FORMER WHITE HOUSE COMMUNICATIONS DIRECTOR AND SENIOR OBAMA ADVISOR, ANITA DUNN: Andrea, it’s hard to describe. But I think that Democrats across the country probably looked at the event and thought they saw a pretty good winning ticket for the fall. The chemistry looked very real. The arguments worked very well, and there was a sense of them being complimentary in the same way that Bill Clinton and Al Gore always looked complimentary to each other as well.
MITCHELL: Even their colors seemed to match.

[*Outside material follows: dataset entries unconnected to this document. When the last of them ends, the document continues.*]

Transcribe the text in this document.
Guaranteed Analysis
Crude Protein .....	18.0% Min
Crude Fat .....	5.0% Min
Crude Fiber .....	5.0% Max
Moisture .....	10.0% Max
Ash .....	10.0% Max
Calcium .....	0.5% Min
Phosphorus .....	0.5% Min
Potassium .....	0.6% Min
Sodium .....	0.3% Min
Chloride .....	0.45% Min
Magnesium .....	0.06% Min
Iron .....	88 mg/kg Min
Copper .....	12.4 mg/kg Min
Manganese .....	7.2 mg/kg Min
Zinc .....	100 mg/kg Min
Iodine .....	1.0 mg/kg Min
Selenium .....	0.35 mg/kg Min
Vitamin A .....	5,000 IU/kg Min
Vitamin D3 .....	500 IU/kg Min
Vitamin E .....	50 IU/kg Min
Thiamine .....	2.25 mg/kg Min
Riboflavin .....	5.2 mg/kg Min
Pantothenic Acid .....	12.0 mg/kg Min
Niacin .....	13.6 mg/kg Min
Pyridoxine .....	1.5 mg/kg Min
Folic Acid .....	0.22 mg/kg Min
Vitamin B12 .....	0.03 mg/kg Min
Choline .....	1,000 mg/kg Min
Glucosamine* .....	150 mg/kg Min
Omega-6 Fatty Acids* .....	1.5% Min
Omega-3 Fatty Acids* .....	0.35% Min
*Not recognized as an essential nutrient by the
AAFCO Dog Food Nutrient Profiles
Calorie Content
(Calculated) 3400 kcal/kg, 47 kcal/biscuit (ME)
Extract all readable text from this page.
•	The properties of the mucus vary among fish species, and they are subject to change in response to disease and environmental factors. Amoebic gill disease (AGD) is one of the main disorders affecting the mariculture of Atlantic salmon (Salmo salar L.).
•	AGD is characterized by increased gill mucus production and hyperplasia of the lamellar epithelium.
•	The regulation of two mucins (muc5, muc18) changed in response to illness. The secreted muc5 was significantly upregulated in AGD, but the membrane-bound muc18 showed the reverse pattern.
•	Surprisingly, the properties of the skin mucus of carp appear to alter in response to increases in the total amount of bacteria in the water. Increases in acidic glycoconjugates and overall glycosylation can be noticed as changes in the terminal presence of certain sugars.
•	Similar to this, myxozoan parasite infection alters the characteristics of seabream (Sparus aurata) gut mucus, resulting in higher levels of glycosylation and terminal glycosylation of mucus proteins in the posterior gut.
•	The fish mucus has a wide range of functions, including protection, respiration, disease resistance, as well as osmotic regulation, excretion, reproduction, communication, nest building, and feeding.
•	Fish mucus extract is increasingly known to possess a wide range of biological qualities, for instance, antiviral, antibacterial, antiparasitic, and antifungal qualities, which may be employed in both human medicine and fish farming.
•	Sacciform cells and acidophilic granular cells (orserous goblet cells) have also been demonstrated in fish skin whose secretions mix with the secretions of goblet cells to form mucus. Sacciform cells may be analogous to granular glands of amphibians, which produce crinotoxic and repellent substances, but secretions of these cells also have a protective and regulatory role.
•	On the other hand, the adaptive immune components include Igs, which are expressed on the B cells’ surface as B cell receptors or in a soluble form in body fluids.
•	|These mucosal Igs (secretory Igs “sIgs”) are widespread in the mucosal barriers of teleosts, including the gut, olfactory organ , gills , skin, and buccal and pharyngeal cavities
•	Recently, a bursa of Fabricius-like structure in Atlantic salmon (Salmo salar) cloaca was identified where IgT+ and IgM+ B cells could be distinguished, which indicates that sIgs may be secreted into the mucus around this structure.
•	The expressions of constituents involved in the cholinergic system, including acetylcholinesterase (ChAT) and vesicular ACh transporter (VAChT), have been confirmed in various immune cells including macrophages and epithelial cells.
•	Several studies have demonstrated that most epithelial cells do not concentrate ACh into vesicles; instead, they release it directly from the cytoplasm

DUNN: I wasn’t going to go there.
MITCHELL: I know, I know. I briefly — I was on that rope line trying to get a question in. Elizabeth Warren was adept at not answering a question as she took questions and selfies with people. Hillary Clinton, when I said, ‘How did she do?’ She said ‘It was a great event. It was a great event.’ Speaking directly to the question of how did Elizabeth Warren do? So that was a response. You know, we’ve talked about this in other shows, but it does seem like there is sort of a hard to define quality. You mentioned Gore, I was on those original bus trips, all the bus trips, with Bill Clinton and Al Gore and of course their spouses. And there was something that was, you know, that was the boomer magic. That was a generational shift from what had preceded it across the country, and you got a little taste of that today.
DUNN: I brought it up for a reason as well, Al Gore was not a conventional choice for Bill Clinton. He was generationally the same, geographically the same, and ideologically the same, but it did work because there was a sense of this page being turned in the country’s politics. You look at Elizabeth Warren and Hillary Clinton up there today, and you also had a sense of a page being turned where women cannot only run for president, win their party’s nomination, but an Elizabeth Warren can go on TV and say yes, I am qualified. I have to say, I take issue with Tim Kaine’s response when he says nobody ever says they’re qualified. When you run for president, you are saying to the American people that you are qualified for that job. And I think it’s 2016 and women can say yes, I’m qualified to be vice president. Yes, I’m qualified to be president. And that, I think, visually was a really important message today.